Un point qui irait même jusqu'à entrer en contradiction avec ton affirmation suivante que l'Ego est une illusion. Tu ne sembles pas si convaincu que ça par ta "profession de foi".
(parceque si l'ego est une illusion, tu l'entretiens drôlement bien) (à lire cette petite intro, là, moi à la place du prêtre ça aurait juste été la fessée et revenez vous fiancer quand vous aurez grandi, merci.)

A lire tout ça - bon, on y retrouve cette volonté de rechercher la vérité, certes (jeu n°1 : "personne ne détient la vérité absolue" : est-ce une vérité absolue ? ;-),
mais je vois là surtout l'exposition de "dogmes" (ah ben si, si) presque inquiétants, posant une métaphysique de la Raison Suprême et désincarnée, l'aspiration à une humanité idéale, à l'avènement d'une "méta-conscience" (qu'elle soit dieu ou produite par la "communion des humains") dans et de laquelle chacun n'est qu'une cellule, un neurone, dans laquelle tous et chacun viennent se fondre, disparaitre, fusionner.

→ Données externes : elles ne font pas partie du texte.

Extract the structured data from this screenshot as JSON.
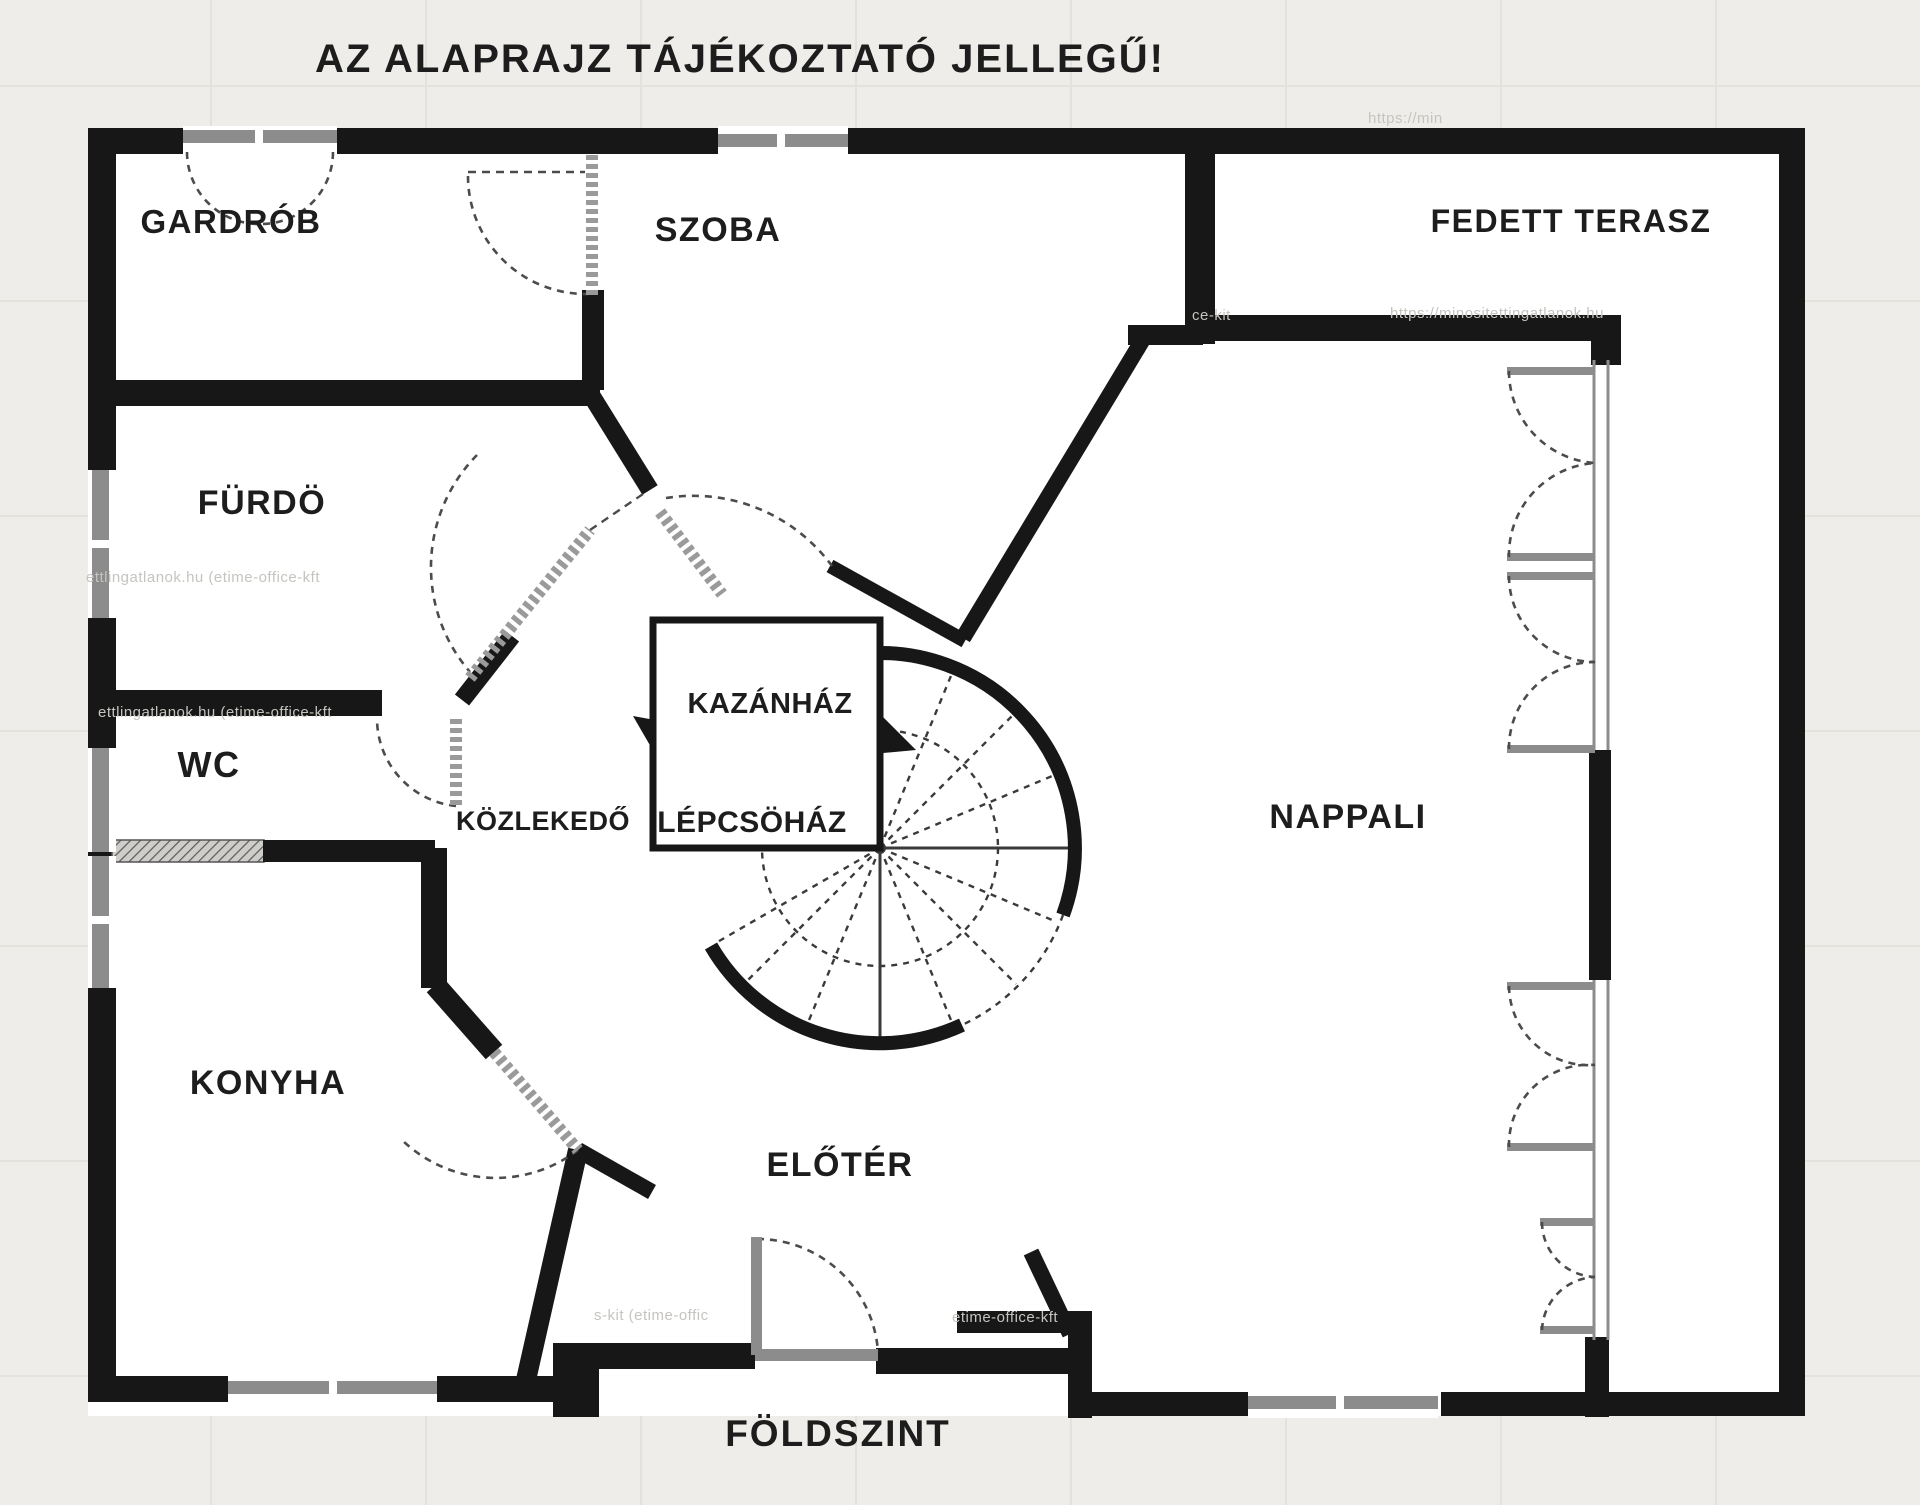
{
  "title": "AZ ALAPRAJZ TÁJÉKOZTATÓ JELLEGŰ!",
  "floor_plan": {
    "rooms": {
      "gardrob": "GARDRÓB",
      "szoba": "SZOBA",
      "fedett_terasz": "FEDETT TERASZ",
      "furdo": "FÜRDÖ",
      "wc": "WC",
      "kozlekedo": "KÖZLEKEDŐ",
      "kazanhaz": "KAZÁNHÁZ",
      "lepcsohaz": "LÉPCSÖHÁZ",
      "nappali": "NAPPALI",
      "konyha": "KONYHA",
      "eloter": "ELŐTÉR"
    },
    "floor_label": "FÖLDSZINT"
  },
  "watermarks": {
    "wm1": "https://min",
    "wm2": "ce-kit",
    "wm3": "https://minositettingatlanok.hu",
    "wm4": "ettlingatlanok.hu (etime-office-kft",
    "wm5": "ettlingatlanok.hu (etime-office-kft",
    "wm6": "s-kit (etime-offic",
    "wm7": "etime-office-kft"
  },
  "colors": {
    "wall": "#171717",
    "background": "#efede9",
    "paper": "#ffffff",
    "window-frame": "#8c8c8c",
    "door-leaf": "#9a9a9a",
    "door-arc": "#4c4c4c",
    "ink": "#1d1d1d",
    "watermark": "#c6c4bf",
    "grid": "#e4e2dc"
  }
}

Et là je vois pourquoi je suis chrétien et pas bouddhiste ni gnostique. (ni communiste, parcequ'on se retrouve là dans le même type de pensée, ne t'en déplaise).
Parceque je suis un humain, que je suis corps et esprit non pas juxtaposés, adjoints, mais les 2 à la fois. Qu'il m'arrive d'aimer, aprécier, détester, agresser, aider,.... les humains, en tant qu'humains, et que je me refuserai toujours à les voir ne serait-ce qu'un instant comme des éléments, des cellules, des organes, des rouages, des fragments d'une Humanité Suprême Idéale adorée ou adulée (on finit toujours par en oublier les humains).

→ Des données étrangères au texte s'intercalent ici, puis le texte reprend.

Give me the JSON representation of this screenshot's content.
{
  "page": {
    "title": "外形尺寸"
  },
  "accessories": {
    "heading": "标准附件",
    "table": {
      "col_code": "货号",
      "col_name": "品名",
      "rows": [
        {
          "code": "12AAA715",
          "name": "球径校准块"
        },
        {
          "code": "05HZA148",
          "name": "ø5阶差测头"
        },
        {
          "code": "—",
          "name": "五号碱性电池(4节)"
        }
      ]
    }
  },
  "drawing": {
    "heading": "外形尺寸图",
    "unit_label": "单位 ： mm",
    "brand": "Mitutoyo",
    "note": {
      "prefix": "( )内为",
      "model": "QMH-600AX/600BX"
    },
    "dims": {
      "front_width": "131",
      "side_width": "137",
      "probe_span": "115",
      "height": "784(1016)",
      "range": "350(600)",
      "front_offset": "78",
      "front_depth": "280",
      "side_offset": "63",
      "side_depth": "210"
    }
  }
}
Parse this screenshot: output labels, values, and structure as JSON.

Et on voit mieux, à lire et relire cette page (et j'invite tout le monde à bien la lire et la relire) tout l'abîme qui sépare l'Eglise, ancrée dans l'humain, dans le concret, ayant toujours un discours humain, pour l'humain, et voulant voir dans chaque humain un univers entier, infini (comme un univers fractal dans lequel à chaque niveau on retrouve à nouveau un univers infini)
de ces autres modes de pensée abstraits, déshumanisés, désincarnés, qui ne s'expriment qu'en majuscules de méta-concepts sans chair et sans amour, hautains, aveugles, (pas toi, là, hein, je parle des concepts que tu adoptes comme dieux)
des idoles idéales. qui n'ont que faire de l'être humain.
(et ça peut être le Progrès, la Raison, la Conscience Universelle, le Grand Tout, le Bonheur Universel...)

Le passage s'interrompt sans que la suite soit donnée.